An orthogonal permease–inducer–repressor feedback loop shows bistability

Feedback loops in biological networks, among others, enable differentiation and cell cycle progression, and increase robustness in signal transduction. In natural networks, feedback loops are often complex and intertwined, making it challenging to identify which loops are mainly responsible for an observed behavior.
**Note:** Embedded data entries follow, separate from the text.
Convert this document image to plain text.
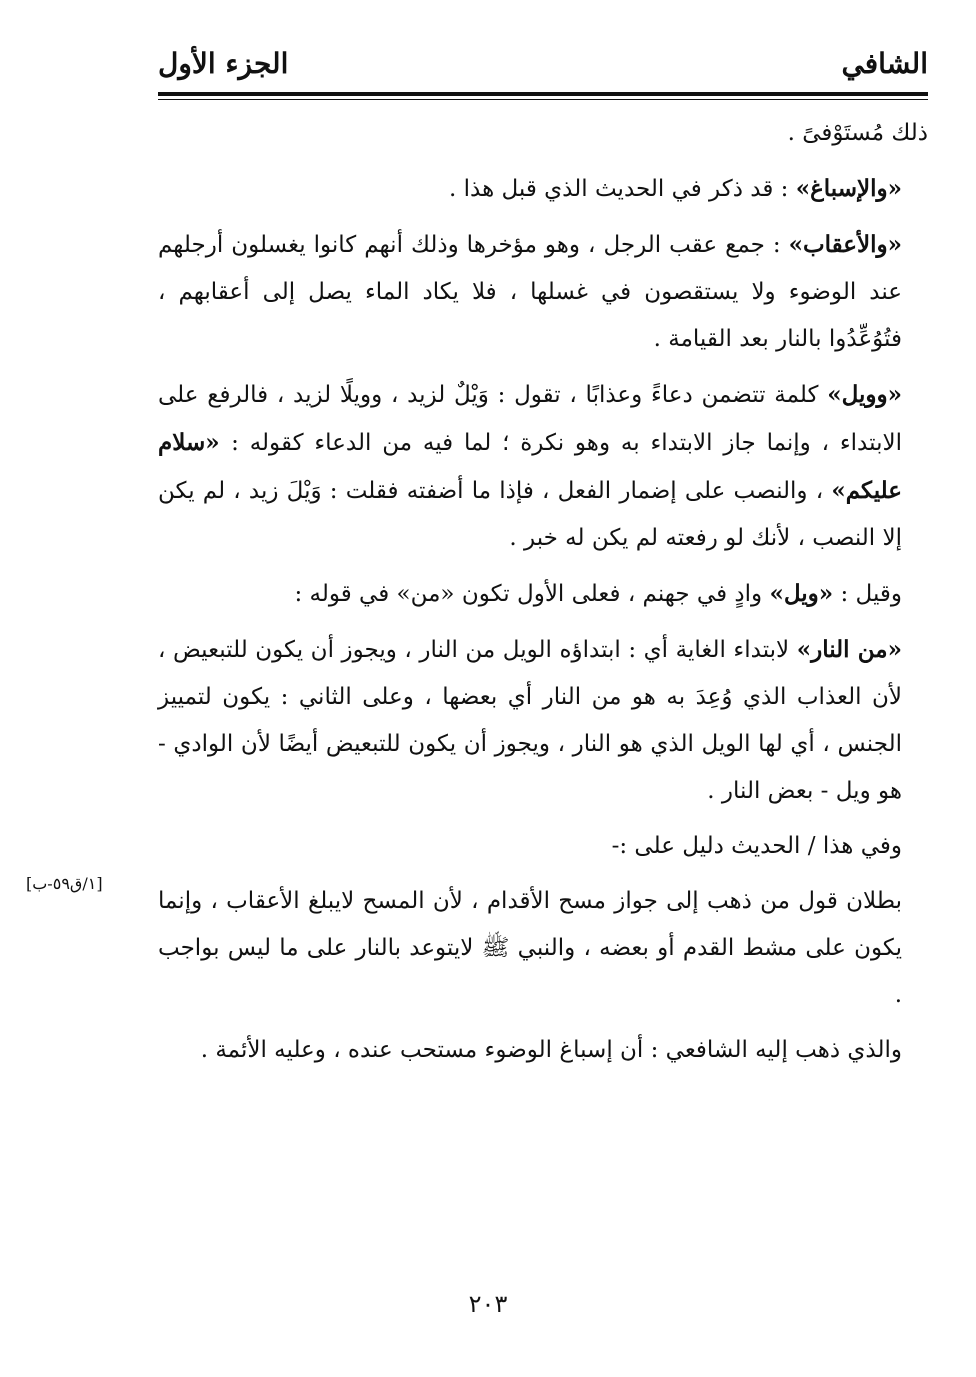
الشافي
الجزء الأول

ذلك مُستَوْفىً .

«والإسباغ» : قد ذكر في الحديث الذي قبل هذا .

«والأعقاب» : جمع عقب الرجل ، وهو مؤخرها وذلك أنهم كانوا يغسلون أرجلهم عند الوضوء ولا يستقصون في غسلها ، فلا يكاد الماء يصل إلى أعقابهم ، فتُوُعِّدُوا بالنار بعد القيامة .

«وويل» كلمة تتضمن دعاءً وعذابًا ، تقول : وَيْلٌ لزيد ، وويلًا لزيد ، فالرفع على الابتداء ، وإنما جاز الابتداء به وهو نكرة ؛ لما فيه من الدعاء كقوله : «سلام عليكم» ، والنصب على إضمار الفعل ، فإذا ما أضفته فقلت : وَيْلَ زيد ، لم يكن إلا النصب ، لأنك لو رفعته لم يكن له خبر .

وقيل : «ويل» وادٍ في جهنم ، فعلى الأول تكون «من» في قوله :

«من النار» لابتداء الغاية أي : ابتداؤه الويل من النار ، ويجوز أن يكون للتبعيض ، لأن العذاب الذي وُعِدَ به هو من النار أي بعضها ، وعلى الثاني : يكون لتمييز الجنس ، أي لها الويل الذي هو النار ، ويجوز أن يكون للتبعيض أيضًا لأن الوادي - هو ويل - بعض النار .

وفي هذا / الحديث دليل على :-

بطلان قول من ذهب إلى جواز مسح الأقدام ، لأن المسح لايبلغ الأعقاب ، وإنما يكون على مشط القدم أو بعضه ، والنبي ﷺ لايتوعد بالنار على ما ليس بواجب .

والذي ذهب إليه الشافعي : أن إسباغ الوضوء مستحب عنده ، وعليه الأئمة .

[١/ق٥٩-ب]
٢٠٣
However, minimal synthetic replicas could allow for such identification. Here, we engineered a synthetic permease-inducer-repressor system in Saccharomyces cerevisiae to analyze if a transport-mediated positive feedback loop could be a core mechanism for the switch-like behavior in the regulation of metabolic gene networks such as the S. cerevisiae GAL system or the Escherichia coli lac operon. We characterized the synthetic circuit using deterministic and stochastic mathematical models. Similar to its natural counterparts, our synthetic system shows bistable and hysteretic behavior, and the inducer concentration range for bistability as well as the switching rates between the two stable states depend on the repressor concentration. Our results indicate that a generic permease–inducer–repressor circuit with a single feedback loop is sufficient to explain the experimentally observed bistable behavior of the natural systems. We anticipate that the approach of reimplementing natural systems with orthogonal parts to identify crucial network components is applicable to other natural systems such as signaling pathways.